Part 20

940 111 35
                                    

Hari ini ada yang aneh dengan Saza. Selama bersama Riddan, Saza sedikit bicara dan jarang tersenyum. Tidak seperti biasanya yang selalu ceria dan selalu tersenyum. Riddan menjadi bingung dibuatnya.

"Za, lo kenapa sih? Kok diem-diem aja?" tanya Riddan.

Saza hanya menggeleng sambil tersenyum paksa. Terlalu kelihatan sehingga Riddan tahu kalau Saza sedang tidak baik-baik saja. Apalagi Riddan ingat kemarin Saza seperti menangis.

"Bilang dong kalau ada masalah," kata Riddan lembut.

Saat Riddan mengajak Saza ke kantin, Saza mau. Akan tetapi, Saza hanya memesan air putih dan tidak makan sama sekali. Riddan sudah memaksa, tetapi Saza tetap tidak mau.

"Za, gue gak tahu lagi mau gimana kalau lo tetep gak mau cerita," kata Riddan sedikit kesal. Ia paling tidak suka orang yang bertele-tele dan tidak berterus terang karena ia adalah tipe orang yang susah peka dan mengerti perasaan orang lain.

"Kak Riddan gak pernah bilang kalau Kak Jea tinggal sama Kakak," tutur Saza mulai mengeluarkan unek-uneknya.

"Lo … tahu dari mana?" tanya Riddan sedikit terkejut.

"Kak Riddan ninggalin aku karena Kak Jea sakit. Iya, 'kan?" lanjut Saza.

"Siapa yang bilang, Za?"

"Kak Riddan bohongin aku," cicit Saza sambil menunduk. Sekuat tenaga ia menahan air matanya karena mereka sedang ada di kantin. Saza tidak ingin ada yang melihatnya menangis.

"Siapa yang bilang, Za?" tanya Riddan sedikit keras.

"Kak Gavin."

"Maafin gue, Za. Gue bukannya bermaksud untuk bohongin lo. Gue cuma gak mau lo sakit hati," jelas Riddan. Riddan marah pada Gavin yang memberitahu Saza tentang hal itu. Akan tetapi, Riddan lebih marah pada dirinya yang sudah membohongi Saza.

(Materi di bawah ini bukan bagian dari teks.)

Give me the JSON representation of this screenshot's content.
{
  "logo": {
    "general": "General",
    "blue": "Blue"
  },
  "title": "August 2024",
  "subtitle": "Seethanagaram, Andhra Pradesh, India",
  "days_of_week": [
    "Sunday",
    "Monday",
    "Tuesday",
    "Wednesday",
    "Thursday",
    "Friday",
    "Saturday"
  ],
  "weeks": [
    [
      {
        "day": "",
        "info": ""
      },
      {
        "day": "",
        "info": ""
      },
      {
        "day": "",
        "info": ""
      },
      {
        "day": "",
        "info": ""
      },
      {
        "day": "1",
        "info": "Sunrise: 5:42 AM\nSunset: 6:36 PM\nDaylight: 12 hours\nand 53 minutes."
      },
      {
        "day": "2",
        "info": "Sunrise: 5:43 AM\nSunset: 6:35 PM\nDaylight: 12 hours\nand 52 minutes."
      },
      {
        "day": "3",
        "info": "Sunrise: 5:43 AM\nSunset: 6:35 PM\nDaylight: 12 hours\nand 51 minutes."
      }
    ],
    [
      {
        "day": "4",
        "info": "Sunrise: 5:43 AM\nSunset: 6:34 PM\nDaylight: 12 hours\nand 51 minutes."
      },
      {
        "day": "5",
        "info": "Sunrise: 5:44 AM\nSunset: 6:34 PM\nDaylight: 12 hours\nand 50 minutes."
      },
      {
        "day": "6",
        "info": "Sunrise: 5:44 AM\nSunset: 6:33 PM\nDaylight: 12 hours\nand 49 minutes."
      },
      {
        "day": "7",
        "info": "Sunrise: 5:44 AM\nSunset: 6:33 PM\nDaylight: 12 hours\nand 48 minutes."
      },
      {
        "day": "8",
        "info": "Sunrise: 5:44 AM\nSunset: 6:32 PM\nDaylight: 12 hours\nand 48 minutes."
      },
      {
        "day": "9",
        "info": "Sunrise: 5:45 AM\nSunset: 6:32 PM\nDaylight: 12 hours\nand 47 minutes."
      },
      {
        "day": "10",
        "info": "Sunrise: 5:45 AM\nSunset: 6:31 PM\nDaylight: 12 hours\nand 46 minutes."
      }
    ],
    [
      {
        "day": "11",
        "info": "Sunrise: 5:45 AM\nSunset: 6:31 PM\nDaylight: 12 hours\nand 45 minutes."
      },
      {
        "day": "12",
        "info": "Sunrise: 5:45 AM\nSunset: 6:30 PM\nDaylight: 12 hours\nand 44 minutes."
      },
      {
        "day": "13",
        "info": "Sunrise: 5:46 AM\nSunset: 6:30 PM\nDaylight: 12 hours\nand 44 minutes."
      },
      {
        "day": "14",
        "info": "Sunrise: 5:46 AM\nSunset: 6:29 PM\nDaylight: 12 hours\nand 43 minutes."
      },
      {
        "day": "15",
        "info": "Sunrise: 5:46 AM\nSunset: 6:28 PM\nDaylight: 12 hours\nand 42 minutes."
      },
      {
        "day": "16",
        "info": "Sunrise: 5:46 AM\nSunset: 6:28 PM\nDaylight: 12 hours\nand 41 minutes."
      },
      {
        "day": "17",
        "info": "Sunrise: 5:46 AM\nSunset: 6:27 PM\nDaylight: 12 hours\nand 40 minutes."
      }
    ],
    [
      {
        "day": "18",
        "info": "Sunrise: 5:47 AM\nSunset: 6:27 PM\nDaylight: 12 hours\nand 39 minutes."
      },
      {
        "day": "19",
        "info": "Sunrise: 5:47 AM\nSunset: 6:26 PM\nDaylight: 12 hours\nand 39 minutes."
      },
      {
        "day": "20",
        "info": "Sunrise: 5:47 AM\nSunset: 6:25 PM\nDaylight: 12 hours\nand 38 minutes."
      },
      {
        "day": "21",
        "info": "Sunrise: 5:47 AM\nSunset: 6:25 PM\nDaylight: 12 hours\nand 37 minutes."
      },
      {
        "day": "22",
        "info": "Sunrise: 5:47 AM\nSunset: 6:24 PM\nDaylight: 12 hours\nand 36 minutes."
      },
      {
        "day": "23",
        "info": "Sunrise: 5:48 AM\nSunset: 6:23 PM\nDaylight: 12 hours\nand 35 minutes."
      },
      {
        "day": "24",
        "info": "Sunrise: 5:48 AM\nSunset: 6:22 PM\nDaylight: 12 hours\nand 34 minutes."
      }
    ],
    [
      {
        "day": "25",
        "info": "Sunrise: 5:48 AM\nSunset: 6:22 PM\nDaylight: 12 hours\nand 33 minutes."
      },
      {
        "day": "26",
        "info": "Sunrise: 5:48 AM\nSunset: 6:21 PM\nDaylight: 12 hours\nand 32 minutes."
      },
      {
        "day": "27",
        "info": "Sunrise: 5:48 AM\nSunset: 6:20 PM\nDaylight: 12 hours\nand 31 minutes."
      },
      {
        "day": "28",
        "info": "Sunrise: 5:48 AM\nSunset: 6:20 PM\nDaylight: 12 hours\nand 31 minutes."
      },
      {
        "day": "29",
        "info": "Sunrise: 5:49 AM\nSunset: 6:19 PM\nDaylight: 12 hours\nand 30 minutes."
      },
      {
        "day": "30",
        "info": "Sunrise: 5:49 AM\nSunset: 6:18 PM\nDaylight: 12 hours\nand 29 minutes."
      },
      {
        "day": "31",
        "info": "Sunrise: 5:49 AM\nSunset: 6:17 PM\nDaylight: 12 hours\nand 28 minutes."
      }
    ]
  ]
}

"Udahlah. Udah terlanjur," kata Saza pelan. Saza tidak ingin karena masalah ini mereka bertengkar dan berujung menghancurkan hubungan mereka.

"Lo maafin gue?" tanya Riddan. Saza mengangguk perlahan lalu tersenyum. "Sebagai permintaan maaf gue, gimana kalau pas hari Sabtu kita ke puncak?"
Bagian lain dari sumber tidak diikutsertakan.